Outras aspectos como a corrida pela a vida “perfeita” vista nas redes sociais, como a realidade inalcançável, os ataques racistas, homofóbicos e misóginos, a falta de instabilidade financeira, o desemprego, a busca por atingir padrões aceitáveis também são levados em conta. É claro que cada pessoa possui sua história de vida, contendo suas especificidades, mas o que eu pretendo alertar, são para os vários componentes que estão presentes no contexto do adoecimento mental.

Dito isto, os problemas de saúde mental não se tratam apenas de uma questão de saúde, eles afetam todas as dimensões do desenvolvimento da sociedade, mantendo relação com a pobreza, o preconceito, a discriminação e a violação de direitos humanos.

Quando falamos em adoecimento mental, essa pauta, em geral, vem acompanhada de grande falta de conhecimento, tanto pela pessoa que sofre com a doença quanto para o círculo de pessoas que estão no seu convívio, no tocante a toda uma estrutura de conhecimento, acolhimento e tratamento. Quem nunca ouviu as frases “não vou ao psicólogo/psiquiatra, não sou louco!”, “remédios de doido”, “isso não é doença, é falta de Deus”? A lista preconceitos é enorme.

Na História social, vemos autores como Foucault. Em seu livro A História da Loucura, o autor francês retrata o estigma da doença na Idade Média, com a construção de espaços como os manicômios, que se transformaram em locais de exclusão social. Os “loucos” eram vistos como possuídos pelo demônio, através de um modelo de compreensão que atribuía a loucura a forças sobrenaturais (míticas ou religiosas). Somente a partir do século XVIII, isso passou a ser visto como doença.

A depressão, enquanto doença, não é apenas um problema de saúde mental, mas está ligada ao excesso de atribuições, cansaço, desânimo, frustração e traumas, frutos também do retrato de uma sociedade adoecida pelo individualismo e pelas oportunidades reais de avanço.

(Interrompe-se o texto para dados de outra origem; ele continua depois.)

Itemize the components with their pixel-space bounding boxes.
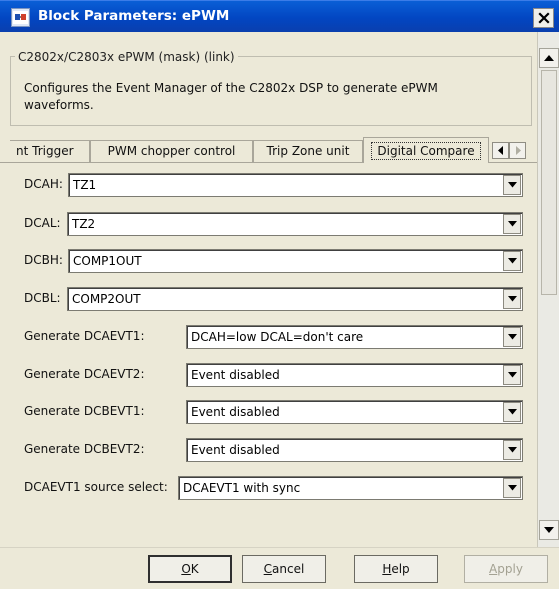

No Brasil, em termos de assistência, ainda são grandes os desafios, que comprometem seriamente a reabilitação do paciente, que passa pela falta de profissionais especializados, uma rede multidisciplinar, tratamento acessível, barateamento dos medicamentos utilizados, terapias, tratamento humanizado, enfim. É necessário maior investimento e atenção para o desenvolvimento de políticas públicas que ajudem as pessoas a terem acesso e informações adequadas para o tratamento da doença.

Quando se fala em relações sociais, a empatia, escuta afetiva e acolhimento fazem a diferença. Neste contexto, a terapia preventiva afeta de forma positiva as pessoas em busca de um bem estar da coletividade. Sendo assim, a saúde mental se torna cada vez mais importante em um mundo cheio de desafios e desigualdades.

Particularmente, convivo com a depressão e a ansiedade há três anos, e posso afirmar que não é algo fácil de lidar, falar e principalmente tratar, visto que os medicamentos (quando necessários), a terapia e o acesso a toda uma rede de apoio não é acessível financeiramente, o que afeta a produtividade, a visão de mundo, as relações sociais, noções sobre presente e futuro. Então, falar em adoecimento mental é falar sobre a vida em sociedade, não é um “ problema” individual, mas também social.

 

[1] https://www.setembroamarelo.com/

[2] Santos EG, Siqueira MM. Prevalência dos transtornos mentais na população adulta brasileira: uma revisão sistemática de 1997 a 2009. J Bras Psiquiatr. 2010 59(3):238-246.